Jack Robert Nuzum (1921–1998) was a Circuit Judge representing Randolph County (20th Circuit) in Elkins, West Virginia from 1976-1991. Prior to that, he was also a legislator, for Taylor County, West Virginia and then, neighboring Randolph County, West Virginia in the West Virginia Legislature as a member of the House of Delegates.

After retirement from the judicial bench, Nuzum served as a Senior Judge for the State of West Virginia's Supreme Court System, occasionally being named to act in the place of other circuit judges when necessary. For many years, Jack R. Nuzum was a law partner of former West Virginia Governor Herman G. Kump in the Elkins law firm of Kump, Kump, and Nuzum. Herman Guy Kump was the 19th Governor of the state of West Virginia.

==Education==
Nuzum was educated in the Taylor County, West Virginia public schools and graduated from Grafton High School. He attended Fairmont State College and after World War II earned his Bachelor of Science degree from West Virginia University. He then received his Doctor of Jurisprudence degree, law degree, from West Virginia University, being credentialed by the West Virginia University College of Law in 1952.

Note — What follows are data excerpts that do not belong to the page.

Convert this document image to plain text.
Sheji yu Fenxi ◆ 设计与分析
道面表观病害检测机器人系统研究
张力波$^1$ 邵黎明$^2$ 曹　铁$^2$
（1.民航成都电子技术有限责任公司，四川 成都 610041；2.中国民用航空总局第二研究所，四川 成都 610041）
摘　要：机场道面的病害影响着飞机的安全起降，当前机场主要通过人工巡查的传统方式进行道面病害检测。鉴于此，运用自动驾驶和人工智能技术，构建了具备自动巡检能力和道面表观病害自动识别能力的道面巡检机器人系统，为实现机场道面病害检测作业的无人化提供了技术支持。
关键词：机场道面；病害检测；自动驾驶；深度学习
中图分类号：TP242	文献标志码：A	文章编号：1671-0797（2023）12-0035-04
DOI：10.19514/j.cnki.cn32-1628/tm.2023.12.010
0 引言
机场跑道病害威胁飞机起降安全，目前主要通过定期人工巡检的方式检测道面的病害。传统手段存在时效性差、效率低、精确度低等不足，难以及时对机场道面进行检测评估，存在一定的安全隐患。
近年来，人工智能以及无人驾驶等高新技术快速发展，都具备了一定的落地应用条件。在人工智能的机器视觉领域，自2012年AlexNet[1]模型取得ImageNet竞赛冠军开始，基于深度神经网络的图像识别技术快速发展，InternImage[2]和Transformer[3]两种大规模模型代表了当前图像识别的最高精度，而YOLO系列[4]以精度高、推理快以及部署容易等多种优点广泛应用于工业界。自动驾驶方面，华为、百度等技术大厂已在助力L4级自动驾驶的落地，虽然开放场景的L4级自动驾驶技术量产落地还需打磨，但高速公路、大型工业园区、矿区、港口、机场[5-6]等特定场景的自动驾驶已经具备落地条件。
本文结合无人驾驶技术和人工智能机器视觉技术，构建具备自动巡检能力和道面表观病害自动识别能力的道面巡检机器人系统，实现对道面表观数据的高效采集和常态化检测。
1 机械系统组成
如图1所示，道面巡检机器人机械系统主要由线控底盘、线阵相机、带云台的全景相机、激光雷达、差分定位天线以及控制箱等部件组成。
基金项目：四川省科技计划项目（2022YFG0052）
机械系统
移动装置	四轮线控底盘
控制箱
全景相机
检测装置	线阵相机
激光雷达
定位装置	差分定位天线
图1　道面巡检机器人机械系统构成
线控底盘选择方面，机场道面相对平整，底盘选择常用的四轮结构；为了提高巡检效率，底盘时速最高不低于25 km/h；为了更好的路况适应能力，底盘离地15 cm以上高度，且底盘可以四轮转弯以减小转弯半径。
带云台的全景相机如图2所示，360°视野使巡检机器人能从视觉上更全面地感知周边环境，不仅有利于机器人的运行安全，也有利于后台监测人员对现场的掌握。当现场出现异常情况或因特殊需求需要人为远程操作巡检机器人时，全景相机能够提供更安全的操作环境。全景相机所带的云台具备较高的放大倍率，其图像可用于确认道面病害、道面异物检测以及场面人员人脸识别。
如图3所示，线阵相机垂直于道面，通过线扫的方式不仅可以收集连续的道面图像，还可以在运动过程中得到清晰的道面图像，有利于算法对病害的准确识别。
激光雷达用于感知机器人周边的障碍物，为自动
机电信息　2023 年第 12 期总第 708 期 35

Nuzum was a member and president of the Randolph County Bar Association, and also was a member of the West Virginia Bar Association and the American Bar Association. As a lawyer, Nuzum practiced before the West Virginia Supreme Court of Appeals, the United States Circuit Court of Appeals (fourth circuit), the West Virginia Supreme Court, and the United States Supreme Court. In addition to public service, Nuzum had 24 years in private practice.

==Service==
Jack Nuzum was a Captain in the United States Army Air Forces during World War II serving in the Pacific and European Theaters and North Africa or Mediterranean Theater. He first served when it was known as the United States Army Air Corps. He flew 70 missions during his service, known as a four-engine pilot. In 1943, Jack R. Nuzum was part of the 17th Troop Carrier Squadron, 12th Air Force and 62nd Troop Carrier group and was awarded an Air Medal Oak Leaf Cluster on July 16, 1943 for meritorious service in the North African Theater of Operation. A few years after his military service, Nuzum had a private pilot's license. He co-owned a small cub plane
and flew from the Elkins Airport to nearby destinations during the 1950s and part of the 1960s. Nuzum served as a member of the Randolph County Airport Authority and served four years on the West Virginia Aeronautics Commission.

In the 1950s and early 1960s, Jack Nuzum served as a member of the color guard for the West Virginia Highlanders Band. The West Virginia Highlanders were a post band of the H. W. Daniels Post No. 29, American Legion, of Elkins, West Virginia. The band, now sponsored by Davis and Elkins College, is composed of bagpipe and drum musicians who wear kilts and play music of Scotland, or highland music, in many of the festival parades in West Virginia.

==Legislative work==
Nuzum championed legislation in the West Virginia House of Delegates representing the Farm Block and worked with legislation for Daylight Saving Time (concept of Benjamin Franklin) as the state's determined participation in the time modification via legislation, prior to national time standardization efforts. Nuzum was also instrumental in preliminary drafts that eventually impacted branch banking legislation in the state of West Virginia.

==Personal life==
Nuzum was married to Eldora Marie Bolyard Nuzum from 1926 to 2004. They had two children, Jefferson Patton Nuzum (Carrie Gould Nuzum) and Jon Cedric Nuzum (Diane Raszkowski Nuzum). Jack and Eldora Nuzum had two grandchildren, namely Lydia Ann Marie Nuzum and Derek Nuzum.

Eldora and Jack Nuzum were born in Grafton, West Virginia. Jack R. Nuzum was the son of Rena Henderson Rogers Nuzum (1891–1954) and John Frederick Nuzum (1886- ) and he had a half-brother, Chester F. Rogers (1913-1975). Eldora Nuzum was the daughter of Roy Everett Bolyard (1901–1983) and Georgia Ellen Deavers Bolyard (1909–1994) also of Grafton. Her siblings were Vonda Jean Bolyard Norris (Clyde Dale Norris); Robert Glen Bolyard (Jacqueline Westfall Bolyard); and Dr. Cassandra B. Whyte (William Rowland Whyte, Jr).